Même son par une autre cloche :

Dans un lieu du bruit retiré
Où, pour peu qu'on soit modéré,
On peut trouver que tout abonde,
Sans désir, sans ambition,
Exempt de toute passion,
Je jouis d'une paix profonde
Et, pour m'assurer le seul bien
Que l'on doit estimer au monde,
Tout ce que je n'ai pas, je le compte pour rien.

Dans son poème mythologique intitulé Philémon et Baucis, La Fontaine a fait le portrait du sage :

Ni l'or ni la grandeur ne nous rendent heureux.
Ces deux divinités n'accordent à nos voeux
Que des biens peu certains, qu'un plaisir peu tranquille,
Des soucis dévorants, c'est l'éternel asile.
. . . . . . . . . . . . . . . . . . . . . . . . . . . . .
L'humble toit est exempt d'un tribut si funeste;
Le sage y vit en paix et méprise le reste.
Content de ses douceurs, errant parmi les bois,
Il regarde à ses pieds les favoris des rois ;
Il lit au front de ceux qu'un vain luxe environne
Que la fortune vend ce qu'on croit qu'elle donne.
Approche-t-il du but? Quitte-t-il ce séjour?
Rien ne trouble sa fin, c'est le soir d'un beau jour.
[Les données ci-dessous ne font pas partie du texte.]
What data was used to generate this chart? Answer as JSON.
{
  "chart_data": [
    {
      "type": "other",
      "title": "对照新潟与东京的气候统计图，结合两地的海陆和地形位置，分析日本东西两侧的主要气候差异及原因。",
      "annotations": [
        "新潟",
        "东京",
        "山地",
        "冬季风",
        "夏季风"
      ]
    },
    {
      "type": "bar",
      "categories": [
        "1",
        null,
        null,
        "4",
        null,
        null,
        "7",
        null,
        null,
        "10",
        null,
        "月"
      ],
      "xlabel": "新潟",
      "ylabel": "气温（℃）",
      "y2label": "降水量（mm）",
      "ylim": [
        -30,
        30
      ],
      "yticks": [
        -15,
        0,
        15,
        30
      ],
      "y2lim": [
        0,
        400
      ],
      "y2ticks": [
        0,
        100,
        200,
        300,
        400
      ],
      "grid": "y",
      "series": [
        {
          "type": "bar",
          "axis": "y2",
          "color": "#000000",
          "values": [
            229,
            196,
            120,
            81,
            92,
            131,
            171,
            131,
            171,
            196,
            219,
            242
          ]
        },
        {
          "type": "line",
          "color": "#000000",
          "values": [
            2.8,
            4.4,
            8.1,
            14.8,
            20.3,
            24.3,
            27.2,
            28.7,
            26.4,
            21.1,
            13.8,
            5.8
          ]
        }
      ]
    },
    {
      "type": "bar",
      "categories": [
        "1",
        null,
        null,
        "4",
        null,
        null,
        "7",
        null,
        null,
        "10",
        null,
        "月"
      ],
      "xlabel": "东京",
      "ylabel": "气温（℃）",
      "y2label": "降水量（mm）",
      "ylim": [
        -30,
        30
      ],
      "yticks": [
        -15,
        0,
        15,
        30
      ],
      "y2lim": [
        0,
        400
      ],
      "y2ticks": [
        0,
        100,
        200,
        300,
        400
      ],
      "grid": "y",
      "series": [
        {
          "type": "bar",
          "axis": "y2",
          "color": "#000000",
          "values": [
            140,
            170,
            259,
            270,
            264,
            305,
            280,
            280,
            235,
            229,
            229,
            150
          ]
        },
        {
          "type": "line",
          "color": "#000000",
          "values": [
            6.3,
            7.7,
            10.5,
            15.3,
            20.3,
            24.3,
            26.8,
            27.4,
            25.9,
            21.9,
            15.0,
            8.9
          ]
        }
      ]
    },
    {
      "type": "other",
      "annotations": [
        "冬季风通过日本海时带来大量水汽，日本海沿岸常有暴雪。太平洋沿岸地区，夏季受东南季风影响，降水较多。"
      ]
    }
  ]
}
Quelle douceur! quel calme! quelle touchante simplicité! Combien on voudrait en jouir!

Le proverbe latin consent à ce que l'on soit pauvre, mais il pense qu'un brin de gaîté ne messiérait pas en même temps :

Paupertas, cum loeta venit, ditissima res est.

« Quand la pauvreté est joyeuse, c'est la chose la plus riche du monde. »

Racan, dont la muse bucolique se complaisait à

Chanter Philis, les bergers et les bois,3

ne comprend le bonheur que dans les douceurs de la vie champêtre :

Le bien de la fortune est un bien périssable ;
Quand on bâtit sur elle on bâtit sur le sable ;
Plus on est élevé, plus on court de dangers :
Les grands pins sont en butte aux coups de la tempête,
Et la rage des vents brise plutôt le faîte
Des maisons de nos rois que les toits des bergers.

O bienheureux celui qui peut de sa mémoire
Effacer pour jamais ce vain espoir de gloire,
Dont l'inutile soin traverse nos plaisirs,
Et qui, loin retiré de la foule importune,
Vivant dans sa maison, content de sa fortune,
A selon son pouvoir mesuré ses désirs!4

Le sceptique et folâtre Dorat, fabuliste à ses heures, partageait cette manière de voir :

Si le bonheur nous est permis,
Il n'est point sous le chaume, il n'est point sur le trône.
Voulons-nous l'obtenir, amis,
La médiocrité le donne.5

Médiocrité, soit, mais avec un peu d'or autour, n'est-ce pas : aurea mediocritas ?

En résumé, il faut, pour être heureux, savoir se contenter de peu, ou tout au moins de ce qu'on a, quand on a quelque chose.

Autrement il peut vous en coûter la vie.

Ainsi, un financier, dont la fortune s'élevait à plusieurs millions, perdit en un seul jour ses immenses richesses. Il ne lui restait plus que cent mille francs. Il mourut en apprenant cette terrible nouvelle. Son frère, qui avait toujours langui dans la pauvreté, hérita de cette somme et mourut à son tour de la joie de se voir si riche.


1 Les Mille et une Nuits, recueil de contes arabes traduits en français par Galland (1704).
2 Le Joueur, acte IV, scène XIII.
3 Boileau, Art poétique, chant I, vers 18.
4 Les Bergeries, poème de Racan.
5 La Linotte, fable, in fine.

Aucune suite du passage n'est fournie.